Der französische Komponist, Pianist, Organist, Dirigent und Musikschriftsteller Charles-Camille Saint-Saëns gehört zu den großen und das Musikleben ihrer Zeit prägenden Musikern des 19. Jahrhunderts – eine Tatsache, die bis vor einiger Zeit sogar in seiner Heimat bestritten wurde und erst in letzter Zeit wieder deutlich wurde, woran vor allem zahlreiche CD-Aufnahmen ihren Anteil haben. Seine Musik vereint die Formstrenge und handwerkliche Gediegenheit der deutschen musikalischen Tradition von Bach bis Schumann mit Klarheit, Eleganz und Esprit, wie sie nur ein französischer Komponist, der auch die Musik seines Landes seit dem Barock kannte und schätzte, haben konnte. Man hat ihn nicht zu Unrecht als einen Klassizisten bezeichnet, der aber auch auf geistvolle Art zu unterhalten verstand.

Eugène Ysaÿe – Stefan Tarara

November & Dezember 2017

6 sonatas op. 27 for solo violin

Tarara plays a violin by Antonio Stradivari (Cremona 1721)

Eugène Ysaÿes „Sechs Sonaten für Violine solo, op. 27“ stellen für Stefan Tarara einen Meilenstein dar: schon als Teenager gehörte diese Komposition zu den Lieblingswerken des Violinisten, es erwuchs daraus der innige Wunsch, diese einmal vollständig im Konzertsaal zu spielen. Einzigartig und in Perfektion bilde Ysaÿe den Umgang mit Polyphonie allein auf der Violine ab und stelle die Virtuosität unter den Schirm der Musikalität. Insbesondere fühlt sich der durch die rumänische Kultur geprägte Tarara der dritten Sonate verbunden, die George Enescu gewidmet ist. Der freiheitliche Umgang mit Rhythmus, Klangfarben und Tempo im von Ysaÿe geforderten rubato ermögliche der Fantasie, auf höchster musikalischer Ebene zu folgen.

DEBUSSY CENTENARY 1918-2018 – Vincent Larderet, Pianist

November & Dezember 2017

Images – 1ère Série (1905)

12 Préludes – Livre II (1911-1912)

Symphonic Fragments from Le Martyre de saint Sébastien (1911 André Caplet transcription revised and completed by Vincent Larderet) - WORLD PREMIERE RECORDING

To celebrate the Centenary of Debussy's death in 2018, the internationally renowned French pianist Vincent Larderet recorded 3 masterpieces of the composer including the Images book I, Préludes book II and the World Premiere of the symphonic fragments from Le Martyre de saint Sébastien in the André Caplet transcription revised and completed by Vincent Larderet himself.
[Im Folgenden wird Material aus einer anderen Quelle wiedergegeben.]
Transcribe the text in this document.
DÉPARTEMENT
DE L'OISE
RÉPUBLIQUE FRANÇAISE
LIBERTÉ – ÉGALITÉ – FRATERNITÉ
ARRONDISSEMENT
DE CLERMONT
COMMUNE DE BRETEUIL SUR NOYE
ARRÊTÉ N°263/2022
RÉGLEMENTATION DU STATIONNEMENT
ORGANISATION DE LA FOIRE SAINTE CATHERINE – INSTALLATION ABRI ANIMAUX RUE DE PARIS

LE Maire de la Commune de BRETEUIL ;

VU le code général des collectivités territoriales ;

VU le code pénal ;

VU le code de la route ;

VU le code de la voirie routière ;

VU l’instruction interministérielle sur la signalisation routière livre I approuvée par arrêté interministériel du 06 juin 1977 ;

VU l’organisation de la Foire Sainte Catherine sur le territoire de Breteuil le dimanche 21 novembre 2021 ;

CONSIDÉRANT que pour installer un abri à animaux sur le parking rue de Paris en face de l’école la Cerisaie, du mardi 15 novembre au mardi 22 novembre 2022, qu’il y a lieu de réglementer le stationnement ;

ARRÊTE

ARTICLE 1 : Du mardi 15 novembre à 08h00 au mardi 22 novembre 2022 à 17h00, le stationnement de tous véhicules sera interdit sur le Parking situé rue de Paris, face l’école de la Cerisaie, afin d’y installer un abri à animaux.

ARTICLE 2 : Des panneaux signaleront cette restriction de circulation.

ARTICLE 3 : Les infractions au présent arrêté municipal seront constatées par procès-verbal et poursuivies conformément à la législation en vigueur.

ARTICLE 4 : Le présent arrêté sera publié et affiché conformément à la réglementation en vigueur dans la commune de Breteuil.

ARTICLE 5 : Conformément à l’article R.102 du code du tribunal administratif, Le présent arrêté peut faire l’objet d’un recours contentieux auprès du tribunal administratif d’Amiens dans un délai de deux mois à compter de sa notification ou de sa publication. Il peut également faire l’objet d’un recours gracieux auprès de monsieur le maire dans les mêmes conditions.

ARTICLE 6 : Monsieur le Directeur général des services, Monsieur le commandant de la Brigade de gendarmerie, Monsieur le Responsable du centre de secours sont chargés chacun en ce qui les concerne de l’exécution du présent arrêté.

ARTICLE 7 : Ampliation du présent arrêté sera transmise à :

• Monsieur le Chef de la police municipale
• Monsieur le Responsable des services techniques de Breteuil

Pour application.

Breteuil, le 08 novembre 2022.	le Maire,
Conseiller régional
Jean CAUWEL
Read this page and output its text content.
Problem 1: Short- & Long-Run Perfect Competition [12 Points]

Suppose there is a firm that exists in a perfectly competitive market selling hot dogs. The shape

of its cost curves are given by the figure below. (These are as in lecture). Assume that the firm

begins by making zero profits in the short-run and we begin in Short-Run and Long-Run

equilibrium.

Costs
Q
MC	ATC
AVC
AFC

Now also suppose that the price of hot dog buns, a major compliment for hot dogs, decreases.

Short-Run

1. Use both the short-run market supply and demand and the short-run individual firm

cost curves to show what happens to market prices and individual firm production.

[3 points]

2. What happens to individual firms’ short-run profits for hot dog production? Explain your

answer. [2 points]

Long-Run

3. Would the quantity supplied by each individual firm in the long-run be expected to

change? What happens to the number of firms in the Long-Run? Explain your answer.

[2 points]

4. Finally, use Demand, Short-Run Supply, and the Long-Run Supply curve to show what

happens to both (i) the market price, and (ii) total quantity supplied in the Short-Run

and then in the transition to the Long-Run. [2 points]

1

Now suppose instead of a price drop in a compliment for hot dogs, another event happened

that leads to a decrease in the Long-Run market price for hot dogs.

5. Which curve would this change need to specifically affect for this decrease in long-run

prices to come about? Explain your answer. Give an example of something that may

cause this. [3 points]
After several highly praised recordings (his 3 previous ARS SACD have won more than 23 Awards worldwide and were nominated for the prestigious ICMA), this is the new achievement of 80 minutes by a pianist compared to the legends of the piano such as Michelangeli, Arrau or Zimerman for his deeply inspired performances and his "amazing wide range of pianistic colors" (PIANO News - Germany).